Steph Deschamps / May 28, 2021
An expert located the human remains last weekend using geo-radar at the site of the former residential school near Kamloops, B.C., the Tk'emlups te Secwepemc Aboriginal community announced in a news release.
Some were only three years old, said Chief Rosanne Casimir.
According to her, the death of these children, the cause of which is unknown and when it occurred, has never been documented by the management of the residential school, even though their disappearance had already been mentioned in the past by members of this community.
Preliminary findings from the investigation are expected to be released in a report in June, Casimir said.
In the meantime, the community is working with the provincial medical examiner and museums to try to get to the bottom of this horrific discovery and find any documentation related to these deaths.
My heart breaks for the families and communities affected by this tragic news," wrote Canadian Aboriginal Relations Minister Carolyn Bennett on Twitter.
The school was closed in 1969
The former residential school, run by the Catholic Church on behalf of the Canadian government, was one of 139 such institutions established in the country in the late 19th century.

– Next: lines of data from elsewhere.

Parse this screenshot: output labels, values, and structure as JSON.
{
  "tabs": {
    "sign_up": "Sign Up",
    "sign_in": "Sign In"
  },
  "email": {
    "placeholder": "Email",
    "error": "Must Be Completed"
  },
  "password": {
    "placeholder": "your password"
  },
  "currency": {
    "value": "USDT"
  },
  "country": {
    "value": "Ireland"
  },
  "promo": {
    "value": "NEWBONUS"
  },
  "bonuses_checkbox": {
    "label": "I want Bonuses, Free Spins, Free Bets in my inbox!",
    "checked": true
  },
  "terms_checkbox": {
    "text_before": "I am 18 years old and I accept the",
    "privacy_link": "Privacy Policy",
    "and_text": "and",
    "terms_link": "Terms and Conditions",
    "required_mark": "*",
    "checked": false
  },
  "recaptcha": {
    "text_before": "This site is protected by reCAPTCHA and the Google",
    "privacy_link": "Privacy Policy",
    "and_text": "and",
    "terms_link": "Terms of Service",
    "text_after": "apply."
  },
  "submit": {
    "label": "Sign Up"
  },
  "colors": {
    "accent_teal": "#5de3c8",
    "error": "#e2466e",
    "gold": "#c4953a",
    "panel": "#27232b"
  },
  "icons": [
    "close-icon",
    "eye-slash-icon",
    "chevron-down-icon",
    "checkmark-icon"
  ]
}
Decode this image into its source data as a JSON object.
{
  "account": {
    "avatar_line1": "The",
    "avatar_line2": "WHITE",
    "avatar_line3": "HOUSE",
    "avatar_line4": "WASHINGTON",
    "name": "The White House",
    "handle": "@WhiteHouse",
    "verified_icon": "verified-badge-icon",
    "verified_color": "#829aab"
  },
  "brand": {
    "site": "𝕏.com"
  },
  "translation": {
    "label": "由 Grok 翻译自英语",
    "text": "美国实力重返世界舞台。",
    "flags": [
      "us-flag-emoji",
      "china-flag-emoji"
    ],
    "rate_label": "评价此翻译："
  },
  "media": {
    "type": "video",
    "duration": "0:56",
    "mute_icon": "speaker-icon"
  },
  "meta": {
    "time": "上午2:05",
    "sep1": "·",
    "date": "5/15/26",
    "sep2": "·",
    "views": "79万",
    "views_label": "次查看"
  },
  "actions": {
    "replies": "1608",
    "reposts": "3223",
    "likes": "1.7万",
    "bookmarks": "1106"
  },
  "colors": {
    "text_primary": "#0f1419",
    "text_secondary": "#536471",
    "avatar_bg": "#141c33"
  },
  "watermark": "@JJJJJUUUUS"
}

It opened in 1890 and served up to 500 students by the 1950s. It was closed in 1969.
Some 150,000 First Nations, Métis and Inuit children were forcibly conscripted into these schools, where they were cut off from their families, their language and their culture.
Many were subjected to mistreatment or sexual abuse, and at least 3,200 died, mostly of tuberculosis, according to the findings of a national commission of inquiry.